Ela tinha uma coisa com a vida. Um caso talvez. Uma gana por seus dias, quiçá. Saboreava, ardentemente, como quem se permite o queimor de um abrasivo sol de verão; como quem experimenta pela primeira vez um sorvete em pleno calor; como quem canta com toda a voz, gritos exacerbantes exasperados pelo ar. Há quem diga que ela era a própria vida. Por que ela brilhava? Por que ela ria solto?

E na corda bamba ela se equilibrava com os dois pés, as mãos esticadas no ar, o vento balançando suavemente os cabelos curtos.

Ela tinha qualquer coisa com a morte. Uma sintonia quem sabe. Coisas de subterfúgios. E tinha plena convicção, ou completa ideia, de como seria sua despedida final. Como receberia o beijo frio da dama escura enquanto seguraria sua mão gélida e, com um sorriso plácido, permitir-se-ia ser levada entre seus dedos até outro mundo sem nome.

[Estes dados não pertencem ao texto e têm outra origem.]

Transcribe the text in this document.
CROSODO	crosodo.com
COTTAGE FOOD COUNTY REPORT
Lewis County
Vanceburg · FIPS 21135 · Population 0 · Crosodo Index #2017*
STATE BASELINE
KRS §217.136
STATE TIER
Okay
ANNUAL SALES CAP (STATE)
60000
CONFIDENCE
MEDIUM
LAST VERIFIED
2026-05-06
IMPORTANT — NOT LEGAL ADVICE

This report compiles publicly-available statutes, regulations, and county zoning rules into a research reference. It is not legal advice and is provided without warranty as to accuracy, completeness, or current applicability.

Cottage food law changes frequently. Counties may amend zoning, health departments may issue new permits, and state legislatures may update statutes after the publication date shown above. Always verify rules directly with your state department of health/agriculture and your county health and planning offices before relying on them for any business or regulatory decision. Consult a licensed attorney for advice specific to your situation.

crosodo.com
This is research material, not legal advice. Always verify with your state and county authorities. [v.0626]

Sentia-se quase vulgar quando falava sobre isso, mas ela era a própria morte também.

E, vivendo os dois personagens, enquanto capturava um pouco mais de tempo para saborear os dias de sol, ela flutuou entre espaços e, com espasmos quaisquer, subverteu-as.

Não era mais vida. Sequer morte. Era um estado limítrofe, talvez. Nada conseguiria encaixá-la em quadrados previamente designados.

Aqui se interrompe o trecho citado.